L’amiral Lebas : « Comprendre la mutation de Daech et éviter toute résurgence »
Frappée, meurtrie sur son propre sol par les attaques terroristes, la France est l’un des principaux acteurs au sein de la coalition internationale contre Daech. Que ce soit à Ramadi, Mossoul ou Raqqa, elle a été de toutes les batailles. De toutes les reconquêtes. Au moment où les djihadistes sont sur le point de perdre leur dernier territoire en Syrie, le groupe aéronaval, constitué autour du porte-avions Charles-de-Gaulle, a appareillé mardi matin de la base navale de Toulon. Pour commander cette Task Force 473, le contre-amiral Olivier Lebas est à la tête d’un état-major embarqué de 80 personnes. Entretien.
Que va apporter le Charles-de-Gaulle aux derniers combats contre Daech ? À nouveau un surcroît d’efforts à un moment clé. Les combattants de Daech sont très mobiles, agiles. Pour intervenir, les préavis sont très courts. Si l’on veut pouvoir apporter à tout moment un appui aérien aux troupes engagées au sol, il faut avoir des avions en vol en permanence. Les vingt Rafale embarqués constituent donc un renfort non négligeable.

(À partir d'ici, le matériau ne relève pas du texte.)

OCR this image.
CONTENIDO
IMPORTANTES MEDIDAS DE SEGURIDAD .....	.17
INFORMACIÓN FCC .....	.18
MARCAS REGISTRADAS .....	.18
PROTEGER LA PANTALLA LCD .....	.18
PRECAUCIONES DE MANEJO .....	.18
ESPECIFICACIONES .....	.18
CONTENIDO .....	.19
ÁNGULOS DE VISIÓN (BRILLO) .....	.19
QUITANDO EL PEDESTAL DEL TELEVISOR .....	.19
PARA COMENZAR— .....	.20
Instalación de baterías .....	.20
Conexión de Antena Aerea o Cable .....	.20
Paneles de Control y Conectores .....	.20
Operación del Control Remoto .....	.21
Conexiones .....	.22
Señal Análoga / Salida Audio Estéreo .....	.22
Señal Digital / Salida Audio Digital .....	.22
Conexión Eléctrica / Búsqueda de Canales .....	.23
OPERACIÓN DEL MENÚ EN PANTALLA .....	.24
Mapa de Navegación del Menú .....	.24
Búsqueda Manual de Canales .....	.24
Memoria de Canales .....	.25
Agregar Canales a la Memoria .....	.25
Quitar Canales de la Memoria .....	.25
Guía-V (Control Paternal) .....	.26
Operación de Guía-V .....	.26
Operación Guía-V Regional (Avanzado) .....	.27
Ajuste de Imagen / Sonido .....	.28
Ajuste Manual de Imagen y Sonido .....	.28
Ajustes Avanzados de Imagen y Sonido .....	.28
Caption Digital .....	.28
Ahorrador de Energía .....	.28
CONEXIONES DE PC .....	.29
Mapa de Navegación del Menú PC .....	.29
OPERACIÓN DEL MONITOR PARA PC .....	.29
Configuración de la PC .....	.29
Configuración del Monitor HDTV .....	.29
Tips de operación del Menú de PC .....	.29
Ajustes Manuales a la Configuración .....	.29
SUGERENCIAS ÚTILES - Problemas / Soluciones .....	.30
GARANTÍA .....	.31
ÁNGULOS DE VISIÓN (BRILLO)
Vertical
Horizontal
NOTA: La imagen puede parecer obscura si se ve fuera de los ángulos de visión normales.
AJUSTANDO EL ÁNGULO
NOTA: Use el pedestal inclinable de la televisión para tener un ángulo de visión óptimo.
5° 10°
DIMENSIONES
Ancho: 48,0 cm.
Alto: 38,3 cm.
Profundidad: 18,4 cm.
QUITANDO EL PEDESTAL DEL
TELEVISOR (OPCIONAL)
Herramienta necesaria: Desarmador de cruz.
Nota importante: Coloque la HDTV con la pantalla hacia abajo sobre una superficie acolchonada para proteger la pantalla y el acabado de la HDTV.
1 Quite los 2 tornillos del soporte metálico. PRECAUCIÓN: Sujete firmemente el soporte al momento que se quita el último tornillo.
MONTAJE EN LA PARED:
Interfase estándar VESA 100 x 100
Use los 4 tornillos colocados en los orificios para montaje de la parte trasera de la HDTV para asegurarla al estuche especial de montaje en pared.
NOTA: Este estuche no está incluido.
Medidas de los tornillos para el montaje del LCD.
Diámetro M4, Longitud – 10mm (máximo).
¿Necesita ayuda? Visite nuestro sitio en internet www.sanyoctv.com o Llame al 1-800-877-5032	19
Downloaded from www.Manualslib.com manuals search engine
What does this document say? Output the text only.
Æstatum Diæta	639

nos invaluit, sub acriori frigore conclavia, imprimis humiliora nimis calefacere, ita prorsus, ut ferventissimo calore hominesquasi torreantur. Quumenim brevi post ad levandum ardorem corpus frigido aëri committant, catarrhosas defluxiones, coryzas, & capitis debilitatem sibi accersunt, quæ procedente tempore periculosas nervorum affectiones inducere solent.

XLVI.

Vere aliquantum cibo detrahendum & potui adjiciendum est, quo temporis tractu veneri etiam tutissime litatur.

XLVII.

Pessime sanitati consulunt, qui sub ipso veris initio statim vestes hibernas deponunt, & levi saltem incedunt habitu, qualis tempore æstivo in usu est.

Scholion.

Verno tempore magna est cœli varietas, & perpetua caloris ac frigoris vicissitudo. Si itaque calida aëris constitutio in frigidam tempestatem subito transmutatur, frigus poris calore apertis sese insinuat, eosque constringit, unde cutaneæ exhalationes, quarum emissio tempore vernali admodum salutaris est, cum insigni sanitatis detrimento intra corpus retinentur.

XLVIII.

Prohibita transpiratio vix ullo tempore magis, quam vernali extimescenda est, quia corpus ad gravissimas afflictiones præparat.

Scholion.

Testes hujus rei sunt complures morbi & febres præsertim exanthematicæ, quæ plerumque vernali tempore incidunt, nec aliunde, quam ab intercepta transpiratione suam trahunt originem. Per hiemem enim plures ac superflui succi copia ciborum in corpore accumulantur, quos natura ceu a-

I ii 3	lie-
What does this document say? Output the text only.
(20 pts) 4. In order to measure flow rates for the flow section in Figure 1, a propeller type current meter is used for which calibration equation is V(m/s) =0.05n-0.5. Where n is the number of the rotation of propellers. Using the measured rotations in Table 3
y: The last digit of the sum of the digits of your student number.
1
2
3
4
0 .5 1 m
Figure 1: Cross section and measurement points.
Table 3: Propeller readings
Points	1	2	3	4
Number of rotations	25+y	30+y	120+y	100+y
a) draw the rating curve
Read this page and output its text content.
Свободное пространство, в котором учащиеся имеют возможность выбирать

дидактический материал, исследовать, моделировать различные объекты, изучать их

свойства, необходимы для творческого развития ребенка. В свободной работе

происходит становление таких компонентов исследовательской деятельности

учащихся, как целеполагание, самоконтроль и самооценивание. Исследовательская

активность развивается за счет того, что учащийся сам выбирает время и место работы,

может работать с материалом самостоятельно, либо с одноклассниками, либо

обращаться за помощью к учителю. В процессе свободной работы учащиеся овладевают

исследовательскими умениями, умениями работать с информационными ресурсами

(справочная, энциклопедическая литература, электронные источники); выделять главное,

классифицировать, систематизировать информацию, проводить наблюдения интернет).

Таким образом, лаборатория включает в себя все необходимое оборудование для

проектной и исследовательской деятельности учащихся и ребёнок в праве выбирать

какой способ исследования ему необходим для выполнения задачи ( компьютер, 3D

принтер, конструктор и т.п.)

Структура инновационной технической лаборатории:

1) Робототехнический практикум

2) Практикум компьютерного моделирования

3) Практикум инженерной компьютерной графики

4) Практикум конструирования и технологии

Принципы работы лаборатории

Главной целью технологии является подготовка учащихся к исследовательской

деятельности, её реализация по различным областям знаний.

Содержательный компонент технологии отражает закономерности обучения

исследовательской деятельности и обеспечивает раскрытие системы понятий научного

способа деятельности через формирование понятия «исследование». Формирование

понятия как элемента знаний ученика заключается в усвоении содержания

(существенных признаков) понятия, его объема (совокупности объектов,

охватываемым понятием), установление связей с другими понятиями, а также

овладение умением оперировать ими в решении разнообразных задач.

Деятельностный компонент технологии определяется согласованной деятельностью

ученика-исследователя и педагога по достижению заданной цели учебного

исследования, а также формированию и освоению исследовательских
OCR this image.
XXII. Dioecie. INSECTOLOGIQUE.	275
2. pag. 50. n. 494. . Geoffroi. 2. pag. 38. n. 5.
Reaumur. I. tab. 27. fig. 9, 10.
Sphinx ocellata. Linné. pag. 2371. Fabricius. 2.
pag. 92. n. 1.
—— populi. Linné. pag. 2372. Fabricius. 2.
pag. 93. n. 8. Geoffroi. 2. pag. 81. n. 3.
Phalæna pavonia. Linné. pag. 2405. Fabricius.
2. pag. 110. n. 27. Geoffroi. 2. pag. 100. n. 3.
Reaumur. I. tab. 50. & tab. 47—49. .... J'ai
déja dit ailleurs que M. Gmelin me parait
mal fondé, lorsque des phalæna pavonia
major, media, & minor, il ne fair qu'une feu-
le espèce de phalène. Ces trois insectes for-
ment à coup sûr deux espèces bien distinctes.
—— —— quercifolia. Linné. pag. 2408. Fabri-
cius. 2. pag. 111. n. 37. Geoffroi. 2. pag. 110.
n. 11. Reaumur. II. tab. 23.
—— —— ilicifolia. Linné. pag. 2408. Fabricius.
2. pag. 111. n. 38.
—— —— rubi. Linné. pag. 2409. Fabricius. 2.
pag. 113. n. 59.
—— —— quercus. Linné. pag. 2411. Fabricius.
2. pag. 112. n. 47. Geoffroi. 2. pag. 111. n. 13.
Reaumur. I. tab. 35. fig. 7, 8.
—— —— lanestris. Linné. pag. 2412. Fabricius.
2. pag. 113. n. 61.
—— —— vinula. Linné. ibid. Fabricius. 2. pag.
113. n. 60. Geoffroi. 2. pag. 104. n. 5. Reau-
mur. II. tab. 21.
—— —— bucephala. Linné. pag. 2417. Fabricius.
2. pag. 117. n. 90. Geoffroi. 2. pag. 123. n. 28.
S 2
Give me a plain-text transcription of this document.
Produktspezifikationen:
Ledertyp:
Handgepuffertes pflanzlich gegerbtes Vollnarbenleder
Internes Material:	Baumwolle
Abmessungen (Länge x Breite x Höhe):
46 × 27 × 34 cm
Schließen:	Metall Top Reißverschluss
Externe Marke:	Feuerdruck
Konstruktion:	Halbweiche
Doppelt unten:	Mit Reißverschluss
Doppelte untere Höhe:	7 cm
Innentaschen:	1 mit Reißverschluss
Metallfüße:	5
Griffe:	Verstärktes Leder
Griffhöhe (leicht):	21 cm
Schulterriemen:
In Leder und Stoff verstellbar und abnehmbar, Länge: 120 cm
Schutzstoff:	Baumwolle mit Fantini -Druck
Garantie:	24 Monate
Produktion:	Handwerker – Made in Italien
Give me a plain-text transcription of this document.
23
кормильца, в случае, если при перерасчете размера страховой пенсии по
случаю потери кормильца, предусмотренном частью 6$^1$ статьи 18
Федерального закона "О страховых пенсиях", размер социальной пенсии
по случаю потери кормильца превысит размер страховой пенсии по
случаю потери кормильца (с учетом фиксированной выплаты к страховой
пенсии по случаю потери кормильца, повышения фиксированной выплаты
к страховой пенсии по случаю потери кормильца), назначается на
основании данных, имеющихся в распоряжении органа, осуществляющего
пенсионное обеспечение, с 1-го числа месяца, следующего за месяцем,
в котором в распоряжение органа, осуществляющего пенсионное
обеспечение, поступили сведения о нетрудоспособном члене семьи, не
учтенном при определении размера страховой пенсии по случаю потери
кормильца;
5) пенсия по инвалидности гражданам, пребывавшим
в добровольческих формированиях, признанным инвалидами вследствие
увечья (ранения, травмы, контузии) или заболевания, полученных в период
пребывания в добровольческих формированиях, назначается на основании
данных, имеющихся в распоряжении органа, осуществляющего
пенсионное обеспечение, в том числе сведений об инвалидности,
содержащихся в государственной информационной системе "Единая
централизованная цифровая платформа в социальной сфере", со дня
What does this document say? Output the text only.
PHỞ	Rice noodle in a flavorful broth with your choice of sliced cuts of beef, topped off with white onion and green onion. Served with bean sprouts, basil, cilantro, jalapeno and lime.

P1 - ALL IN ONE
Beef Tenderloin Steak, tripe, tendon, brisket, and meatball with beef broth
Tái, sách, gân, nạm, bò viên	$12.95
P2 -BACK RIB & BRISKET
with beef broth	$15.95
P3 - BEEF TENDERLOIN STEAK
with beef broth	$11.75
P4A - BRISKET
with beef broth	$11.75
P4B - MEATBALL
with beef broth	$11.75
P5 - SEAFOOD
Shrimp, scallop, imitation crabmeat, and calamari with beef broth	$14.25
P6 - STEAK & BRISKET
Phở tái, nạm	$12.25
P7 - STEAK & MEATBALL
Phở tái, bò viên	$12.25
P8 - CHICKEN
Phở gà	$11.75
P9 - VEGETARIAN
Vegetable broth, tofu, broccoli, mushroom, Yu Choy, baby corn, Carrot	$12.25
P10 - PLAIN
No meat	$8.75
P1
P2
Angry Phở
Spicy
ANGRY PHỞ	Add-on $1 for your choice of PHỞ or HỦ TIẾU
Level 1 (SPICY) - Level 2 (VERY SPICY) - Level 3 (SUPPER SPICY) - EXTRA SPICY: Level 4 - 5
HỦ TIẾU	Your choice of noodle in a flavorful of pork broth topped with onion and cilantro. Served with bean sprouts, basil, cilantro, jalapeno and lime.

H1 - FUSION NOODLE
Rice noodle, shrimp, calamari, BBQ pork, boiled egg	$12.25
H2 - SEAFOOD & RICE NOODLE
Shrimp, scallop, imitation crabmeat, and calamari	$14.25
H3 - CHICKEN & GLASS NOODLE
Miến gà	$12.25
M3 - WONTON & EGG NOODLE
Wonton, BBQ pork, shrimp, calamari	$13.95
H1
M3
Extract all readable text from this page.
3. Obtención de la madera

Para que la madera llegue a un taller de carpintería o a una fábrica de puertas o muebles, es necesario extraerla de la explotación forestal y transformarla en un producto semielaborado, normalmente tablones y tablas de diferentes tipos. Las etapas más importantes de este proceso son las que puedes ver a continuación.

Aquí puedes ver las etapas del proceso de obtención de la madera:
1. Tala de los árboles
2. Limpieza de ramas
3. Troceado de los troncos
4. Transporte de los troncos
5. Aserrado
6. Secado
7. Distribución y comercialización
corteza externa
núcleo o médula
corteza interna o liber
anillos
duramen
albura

Mais au-delà de leur participation à la chute du dernier réduit de Daech, les avions français, y compris les Hawkeye d’ailleurs, seront utiles pour comprendre la mutation de l’organisation terroriste, comment Daech se réorganise et, si besoin, pour détruire ses résurgences.
En allant vous positionner devant les côtes syriennes, ne craignez-vous pas l’attitude de la marine russe ? La liberté de navigation est un principe fondamental du droit de la mer. Lors de précédentes opérations devant la Syrie, notamment à hauteur d’Alep, le groupe aéronaval russe, constitué autour du porte-avions Kouznetsov, était dans la même zone. Tout s’est très bien passé. On a pu évoluer où nous voulions. Les marins russes, très professionnels, n’ont pas cherché à faire monter le niveau de tension. Mais il existe des règles de déconfliction entre nos deux puissances.
La mission Clemenceau ne se limite pas à la participation du groupe aéronaval aux combats contre Daech. Quid de votre passage dans l’océan Indien ? Cette région, par laquelle transite une part très importante du flux commercial mondial, a été jugée prioritaire dans la revue stratégique. Pour l’économie française et européenne, il est important que cette région reste stable. En y étant présents régulièrement, en travaillant avec les États riverains comme l’Inde ou l’Australie, nous contribuons à cette stabilité. Cela nous permet également de mieux comprendre l’environnement, d’anticiper pour ne pas être surpris par de nouvelles menaces. Pour la France, ce déploiement est aussi l’occasion de rayonner et de montrer qu’elle est une puissance navale.
Ancien pilote de chasse, vous avez commandé la flottille F lors de l’opération Enduring Freedom en Afghanistan. Selon vous, comment le porte-avions a-t-il évolué ? Depuis ans, les performances du Charles-de-Gaulle ,etplus généralement du groupe aéronaval, n’ont cessé de s’améliorer. La montée en puissance du Rafale, un avion d’une grande polyvalence dessiné pour armer le porte-avions, y est pour beaucoup, bien sûr. Mais plus largement, la frégate de défense aérienne Forbin, ou les frégates multimissions Provence et Languedoc qui accompagnent le porte-avions sur cette mission, participent aussi à l’amélioration des performances du groupe aéronaval.